Son-of-Clam-who-is-admittedly-rather-critical-in-general gave it an interim rating of 7/20, downgraded to 2/10 by the conclusion. He said it had instilled a strong fear of food which he expected to persist for some time. Though it appeared to be gone by dinner.
‘Cloudy with a Chance of Meatballs’ is straight science fiction in the classical mould in a way that ‘The Day after Tomorrow’ was not. It follows the standard recipe of postulating a scientific or technological advance and exploring the logical dramatic consequences of that advance. In this case the advance is in carbon capture technology, in the form a machine that can convert water (and carbon dioxide) into food. (I added carbon dioxide there, when I mentally converted the lead character’s explanation of how the machine worked into real science. It was MUCH easier to do than mentally editing out Jar-Jar Binks from ‘Carry On Up the Naboo’, or whatever that film was called). The machine escapes, as they do, ending up floating high in the atmosphere and drawing energy from lightning and stuff to create food. It then wreaks havoc when it is exploited by a greedy government, creating planet-wide destructive weather patterns that are almost as unbelievable as the ones in ‘The Day After Tomorrow’. The Hero Scientist saves the day. I should say that the film also featured a sensible Heroine Scientist, as a steadying force on the rather ditsy Hero Scientist, who starts out pretending to be dumber than she is to conceal her inner nerdiness. In a neat twist on an ancient trope, she is first seen to be beautiful when she puts on glasses and ties her hair back.
I thought it was interesting – and very encouraging, for us wannabe Hero Scientists who *may* be working on giant robots with laser eyes as we speak – that the Hero Scientist was lauded as a Hero at the end, despite being the one whose actions, er, destroyed the city. I had recently noticed this unbelievable outcome appear in an even more extreme form, in ‘Megamind’. I am humbly thankful for this ‘get out of jail free’ card for Hero Scientists in popular culture, so many years after the invention of the atom bomb.
What really struck me was the picture of government in the film. ‘The Day After Tomorrow’ was a sympathetic portrait of the Bush/Cheney administration, whose faintly disguised analogues were shown as heroic, if clueless, but government in ‘Cloudy with a Chance of Meatballs’ has no redeeming features. The film is set in a town where the collapse of the sardine fishing industry has left the economy in ruins. The Mayor, in a picture perfect illustration of how unimaginative government is when it tries to think outside the box, spends the annual budget of the town on a sardine-themed amusement park. This initial demonstration of fiscal profligacy is then reinforced many times over on a metaphorical level. The Mayor enthusiastically scoffs the food that comes from the sky, snatching cheeseburgers from old ladies in the aftermath of the original rain of food, and is seen to get fatter and fatter and fatter as the movie progresses. He makes more and more extreme demands on the machine that are the proximate cause of it breaking down and wreaking havoc.
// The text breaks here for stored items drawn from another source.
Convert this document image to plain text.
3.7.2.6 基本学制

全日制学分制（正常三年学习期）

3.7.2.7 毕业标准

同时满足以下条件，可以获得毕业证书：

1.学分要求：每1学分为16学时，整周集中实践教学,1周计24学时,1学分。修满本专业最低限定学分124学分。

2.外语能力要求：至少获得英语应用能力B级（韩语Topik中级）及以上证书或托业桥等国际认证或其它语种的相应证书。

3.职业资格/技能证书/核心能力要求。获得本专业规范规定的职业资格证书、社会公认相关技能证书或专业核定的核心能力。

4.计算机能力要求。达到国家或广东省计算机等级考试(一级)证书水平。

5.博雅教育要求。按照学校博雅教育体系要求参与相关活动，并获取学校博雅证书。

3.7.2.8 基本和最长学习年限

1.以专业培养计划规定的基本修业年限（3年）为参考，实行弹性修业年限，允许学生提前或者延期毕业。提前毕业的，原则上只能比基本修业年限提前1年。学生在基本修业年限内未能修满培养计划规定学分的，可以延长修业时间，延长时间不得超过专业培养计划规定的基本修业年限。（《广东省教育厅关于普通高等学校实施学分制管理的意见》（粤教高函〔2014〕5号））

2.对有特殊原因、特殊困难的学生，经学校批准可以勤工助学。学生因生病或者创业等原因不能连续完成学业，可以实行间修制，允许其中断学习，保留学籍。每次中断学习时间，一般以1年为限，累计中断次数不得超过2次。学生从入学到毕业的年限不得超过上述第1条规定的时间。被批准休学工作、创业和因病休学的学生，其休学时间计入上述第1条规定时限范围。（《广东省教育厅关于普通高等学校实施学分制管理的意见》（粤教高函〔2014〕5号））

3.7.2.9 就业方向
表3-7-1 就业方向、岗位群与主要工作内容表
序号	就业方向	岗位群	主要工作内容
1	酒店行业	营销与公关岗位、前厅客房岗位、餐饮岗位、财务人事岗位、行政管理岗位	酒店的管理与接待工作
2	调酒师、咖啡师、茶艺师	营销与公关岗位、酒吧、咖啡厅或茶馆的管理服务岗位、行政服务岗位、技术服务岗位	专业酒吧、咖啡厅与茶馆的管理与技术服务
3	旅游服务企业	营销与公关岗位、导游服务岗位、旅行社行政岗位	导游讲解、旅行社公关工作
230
All the NPC inhabitants of the town happily go along with Mayor’s excesses, and he effortlessly resists all attempts by the Hero Scientist to get him to moderate his behaviour.
The Mayor explicitly sets himself up as a father figure for the Hero Scientist when he is trying to get him to do what he wants, in an obvious reference to the usurpation by the welfare state of functions traditionally performed by the family. An even clearer reference to the infantilisation of society at the hands of an ever-expanding paternalistic government is the Mayor’s golden boy, a former child actor featured on the tins of sardines once produced in the town, who still goes around in a nappy. In the end the Mayor leaves the town in the lurch as it is about to be destroyed, escaping on a raft made of a giant toasted cheese sandwich. He is unable to stop himself from eating it as well, and in the very last scene we see him going under.
Productivity increases are made possible by science; the response of government to these productivity increases is to bloat uncontrollably. This is the core message of the film, made with no subtlety whatsoever.
So I kind of liked ‘Cloudy with a Chance of Meatballs’ despite the fact that it made me afraid of food too.
Today is the 7th anniversary of this blog.